Nurses face stigmatisation for role as Covid-19 frontline workers Zimbabwe Nurses Association President Mr Enock Dongo

Patrick Chitumba, Midlands Bureau Chief
NURSES who are part of the Covid-19 frontline workers are reportedly facing stigmatisation and discrimination across the country, a development that has seen some of them being evicted from their lodgings as landlords and fellow tenants fear that they are carriers of the virus.

In some instances, nurses are shunned by family and friends and face discrimination when using public transport and when they are shopping in supermarkets.

Health workers have been greatly exposed to Covid-19 and by the end of last month, statistics indicated over 300 having been infected countrywide.

The stigma the health workers are facing make an already challenging situation for the health workers even more difficult for them.

In an interview yesterday, Zimbabwe Nurses Association president Mr Enock Dongo said some healthcare workers were being shunned by community members owing to stigma or fear.

“It happens everywhere but mostly in Bulawayo and Harare. It’s unfortunate that the nurses don’t want us to divulge their names but they have informed us that they are being evicted simply because they are health workers and the landlords suspect that they are carriers of Covid-19,” he said.

Mr Dongo said most nurses were renting and use public transport.

“Most of these nurses rent, they stay in rented houses where sometimes there are five families in one house sharing one bathroom and toilet, so there is a stigma and there is a physical approach and evictions by the landlords. Some of them are saying the other tenants in the house complain to the landlord saying they can’t share the same house with them since they attend to Covid-19 cases. So, this is real, it’s happening,” he said.

Mr Dongo said a nurse should be able to live a decent life and should be well-paid adding that is only possible if the employer improves their conditions of service.

He said they are urging Government to ensure that they receive a decent wage.

“We are saying if our employers give us a decent wage, we are able to own a house and if not a house, we are able to rent a full house. In that way, no one will say you are going to give us Covid-19,” he said.

Mr Dongo said frontline workers were also urging Government to provide more PPEs for them so that they mitigate against the spread of Covid-19.

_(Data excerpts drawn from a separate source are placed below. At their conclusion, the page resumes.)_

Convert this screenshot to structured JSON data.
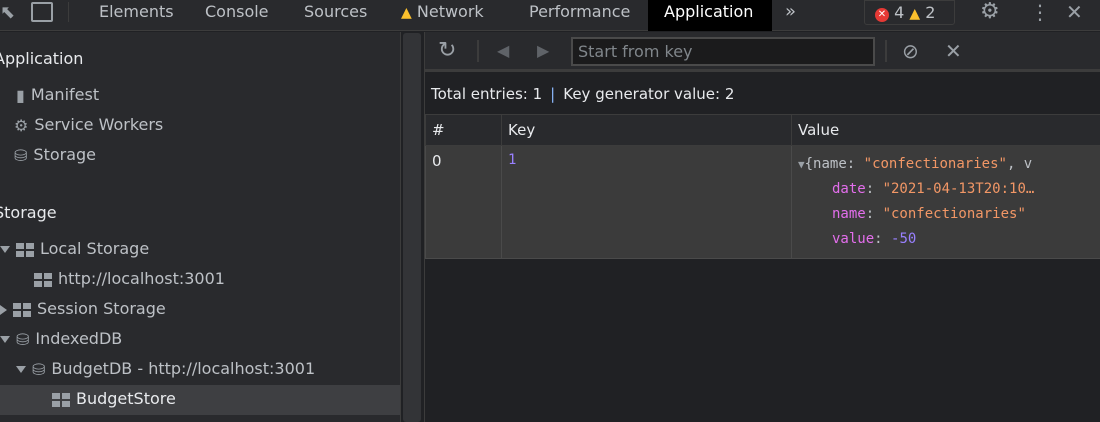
{
  "tabs": [
    "Elements",
    "Console",
    "Sources",
    "Network",
    "Performance",
    "Application"
  ],
  "active_tab": "Application",
  "badges": {
    "errors": "4",
    "warnings": "2"
  },
  "sidebar": {
    "section1": "Application",
    "app_items": [
      "Manifest",
      "Service Workers",
      "Storage"
    ],
    "section2": "Storage",
    "local_storage": "Local Storage",
    "local_origin": "http://localhost:3001",
    "session_storage": "Session Storage",
    "indexeddb": "IndexedDB",
    "db": "BudgetDB - http://localhost:3001",
    "store": "BudgetStore"
  },
  "toolbar": {
    "search_placeholder": "Start from key"
  },
  "totals": {
    "entries": "Total entries: 1",
    "keygen": "Key generator value: 2"
  },
  "table": {
    "headers": [
      "#",
      "Key",
      "Value"
    ],
    "rows": [
      {
        "index": "0",
        "key": "1",
        "preview_open": "{name: ",
        "preview_name": "\"confectionaries\"",
        "preview_rest": ", v",
        "props": [
          {
            "k": "date",
            "v": "\"2021-04-13T20:10…"
          },
          {
            "k": "name",
            "v": "\"confectionaries\""
          },
          {
            "k": "value",
            "v": "-50"
          }
        ]
      }
    ]
  },
  "colors": {
    "accent": "#8ab4f8",
    "string": "#f29766",
    "key": "#e36eec",
    "number": "#9980ff"
  }
}
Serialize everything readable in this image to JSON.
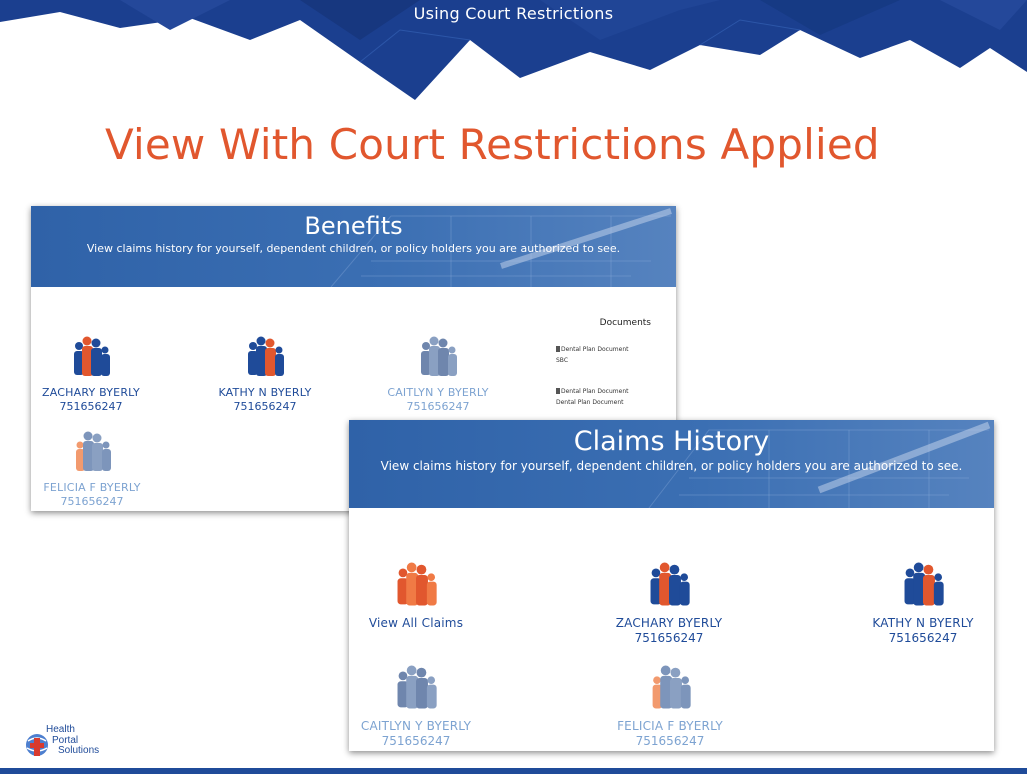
{
  "slide": {
    "header": "Using Court Restrictions",
    "title": "View With Court Restrictions Applied"
  },
  "benefits": {
    "title": "Benefits",
    "subtitle": "View claims history for yourself, dependent children, or policy holders you are authorized to see.",
    "members": [
      {
        "name": "ZACHARY BYERLY",
        "number": "751656247",
        "state": "active",
        "icon": "family-icon-orange-son"
      },
      {
        "name": "KATHY N BYERLY",
        "number": "751656247",
        "state": "active",
        "icon": "family-icon-orange-mom"
      },
      {
        "name": "CAITLYN Y BYERLY",
        "number": "751656247",
        "state": "restricted",
        "icon": "family-icon-grey"
      },
      {
        "name": "FELICIA F BYERLY",
        "number": "751656247",
        "state": "restricted",
        "icon": "family-icon-peach"
      }
    ],
    "documents": {
      "heading": "Documents",
      "items": [
        {
          "label": "Dental Plan Document",
          "sub": "SBC"
        },
        {
          "label": "Dental Plan Document",
          "sub": "Dental Plan Document"
        }
      ]
    }
  },
  "claims": {
    "title": "Claims History",
    "subtitle": "View claims history for yourself, dependent children, or policy holders you are authorized to see.",
    "view_all": "View All Claims",
    "members": [
      {
        "name": "ZACHARY BYERLY",
        "number": "751656247",
        "state": "active"
      },
      {
        "name": "KATHY N BYERLY",
        "number": "751656247",
        "state": "active"
      },
      {
        "name": "CAITLYN Y BYERLY",
        "number": "751656247",
        "state": "restricted"
      },
      {
        "name": "FELICIA F BYERLY",
        "number": "751656247",
        "state": "restricted"
      }
    ]
  },
  "logo": {
    "line1": "Health",
    "line2": "Portal",
    "line3": "Solutions"
  },
  "colors": {
    "accent_orange": "#e1572e",
    "brand_blue": "#1f4b99",
    "restricted_blue": "#7da3d1",
    "banner_navy": "#1b3f8f"
  }
}
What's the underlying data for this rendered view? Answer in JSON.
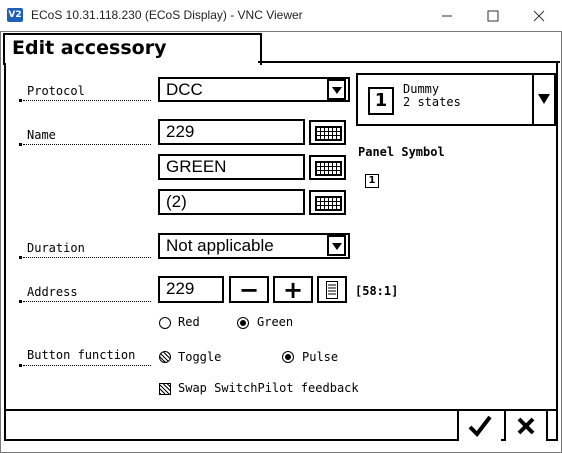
{
  "window": {
    "app_icon_text": "V2",
    "title": "ECoS 10.31.118.230 (ECoS Display) - VNC Viewer",
    "controls": [
      "minimize-icon",
      "maximize-icon",
      "close-icon"
    ]
  },
  "dialog": {
    "tab_title": "Edit accessory",
    "protocol": {
      "label": "Protocol",
      "value": "DCC"
    },
    "name": {
      "label": "Name",
      "lines": [
        "229",
        "GREEN",
        "(2)"
      ]
    },
    "duration": {
      "label": "Duration",
      "value": "Not applicable"
    },
    "address": {
      "label": "Address",
      "value": "229",
      "minus": "−",
      "plus": "+",
      "port": "[58:1]"
    },
    "address_state": {
      "options": [
        "Red",
        "Green"
      ],
      "selected": "Green"
    },
    "button_function": {
      "label": "Button function",
      "options": [
        "Toggle",
        "Pulse"
      ],
      "selected": "Pulse"
    },
    "swap_feedback": {
      "label": "Swap SwitchPilot feedback",
      "checked": false
    },
    "type_select": {
      "icon_number": "1",
      "line1": "Dummy",
      "line2": "2 states"
    },
    "panel_symbol": {
      "label": "Panel Symbol",
      "symbol": "1"
    },
    "ok_icon": "checkmark-icon",
    "cancel_icon": "x-icon"
  }
}
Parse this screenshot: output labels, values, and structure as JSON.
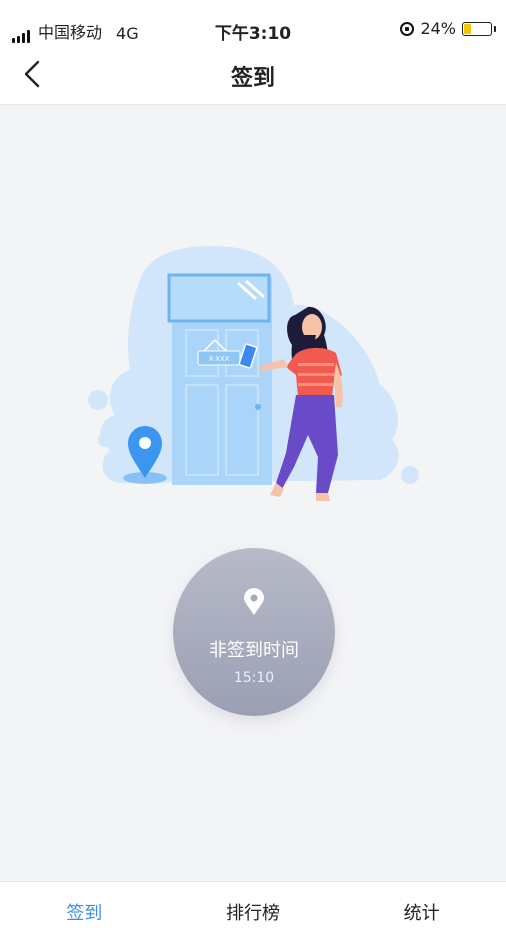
{
  "status_bar": {
    "carrier": "中国移动",
    "network": "4G",
    "time": "下午3:10",
    "battery_percent": "24%",
    "battery_level": 0.24,
    "icons": [
      "signal-icon",
      "orientation-lock-icon",
      "battery-icon"
    ]
  },
  "nav": {
    "title": "签到",
    "back_icon": "chevron-left-icon"
  },
  "illustration": {
    "sign_text": "X-XXX"
  },
  "checkin": {
    "status_text": "非签到时间",
    "time": "15:10",
    "icon": "location-pin-icon",
    "color": "#a6aabb"
  },
  "tabs": [
    {
      "label": "签到",
      "active": true
    },
    {
      "label": "排行榜",
      "active": false
    },
    {
      "label": "统计",
      "active": false
    }
  ],
  "colors": {
    "accent": "#3a8ee6",
    "background": "#f3f4f6"
  }
}
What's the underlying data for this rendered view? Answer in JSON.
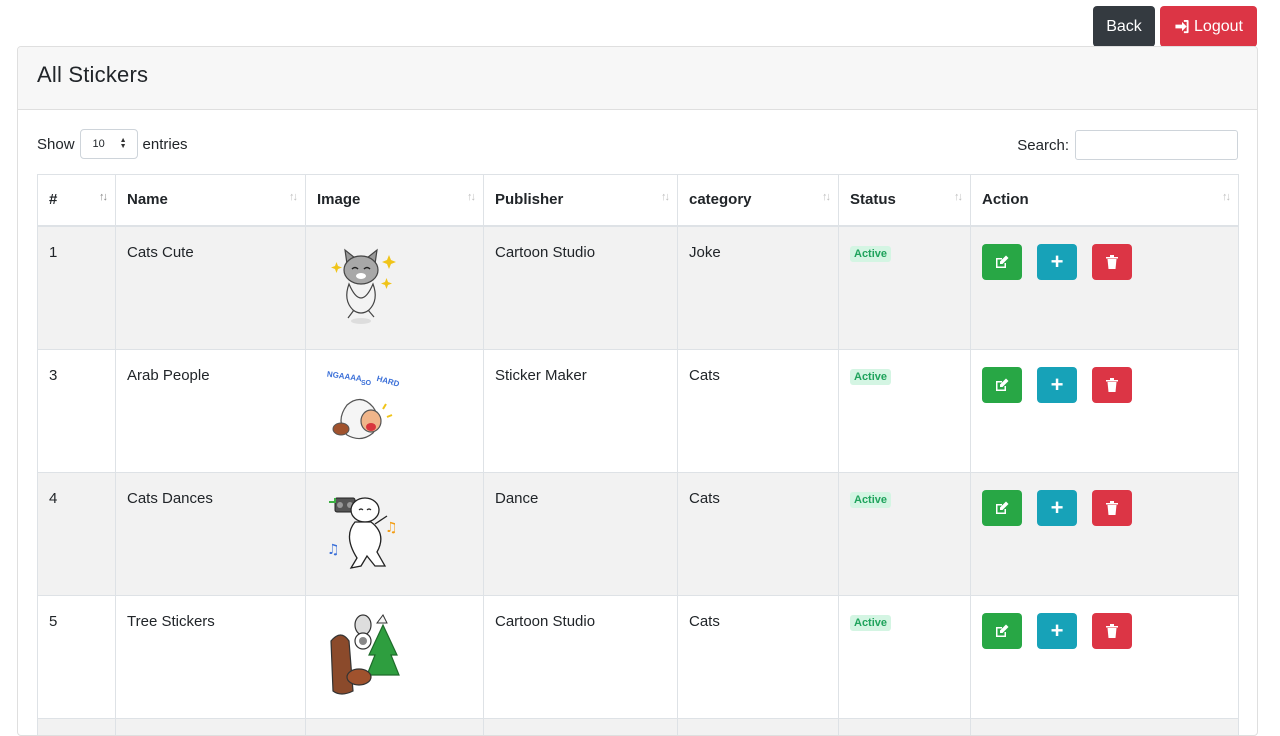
{
  "toolbar": {
    "back_label": "Back",
    "logout_label": "Logout"
  },
  "card": {
    "title": "All Stickers"
  },
  "controls": {
    "show_label": "Show",
    "entries_value": "10",
    "entries_label": "entries",
    "search_label": "Search:",
    "search_value": ""
  },
  "table": {
    "columns": [
      "#",
      "Name",
      "Image",
      "Publisher",
      "category",
      "Status",
      "Action"
    ],
    "rows": [
      {
        "id": "1",
        "name": "Cats Cute",
        "image": "cat-sticker",
        "publisher": "Cartoon Studio",
        "category": "Joke",
        "status": "Active"
      },
      {
        "id": "3",
        "name": "Arab People",
        "image": "arab-man-sticker",
        "publisher": "Sticker Maker",
        "category": "Cats",
        "status": "Active"
      },
      {
        "id": "4",
        "name": "Cats Dances",
        "image": "dancing-cat-sticker",
        "publisher": "Dance",
        "category": "Cats",
        "status": "Active"
      },
      {
        "id": "5",
        "name": "Tree Stickers",
        "image": "tree-characters-sticker",
        "publisher": "Cartoon Studio",
        "category": "Cats",
        "status": "Active"
      }
    ]
  },
  "colors": {
    "back": "#343a40",
    "logout": "#dc3545",
    "edit": "#28a745",
    "add": "#17a2b8",
    "delete": "#dc3545",
    "active_badge": "#1fa35c"
  }
}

He said more nurses were testing positive to Covid-19 because of shortage of PPEs in health institutions across the country.

Mr Dongo said frontline workers should not be presumed to carry the virus.

Several incidents of stigmatisation of healthcare workers, Covid- 19 patients, and survivors have been reported elsewhere in the world.

In May, a community of advocates comprising 13 medical and humanitarian organisations including, among others, the International Committee of the Red Cross, the International Federation of the Red Cross and Red Crescent Societies, the International Hospital Federation, and World Medical Association issued a declaration that condemned more than 200 incidents of Covid-19 related attacks on healthcare workers and health facilities during the ongoing pandemic.

For instance, in Mexico, doctors and nurses were found using bicycles, as they were reportedly denied access to public transport and were subjected to physical assaults. Similarly, in Malawi, healthcare workers were reportedly barred from using public transport, insulted in the street, and evicted from rented apartments. In India, media reports revealed that doctors and medical staff dealing with Covid-19 patients faced substantial social ostracism; they were asked to vacate the rented homes, and were even attacked while carrying out their duties.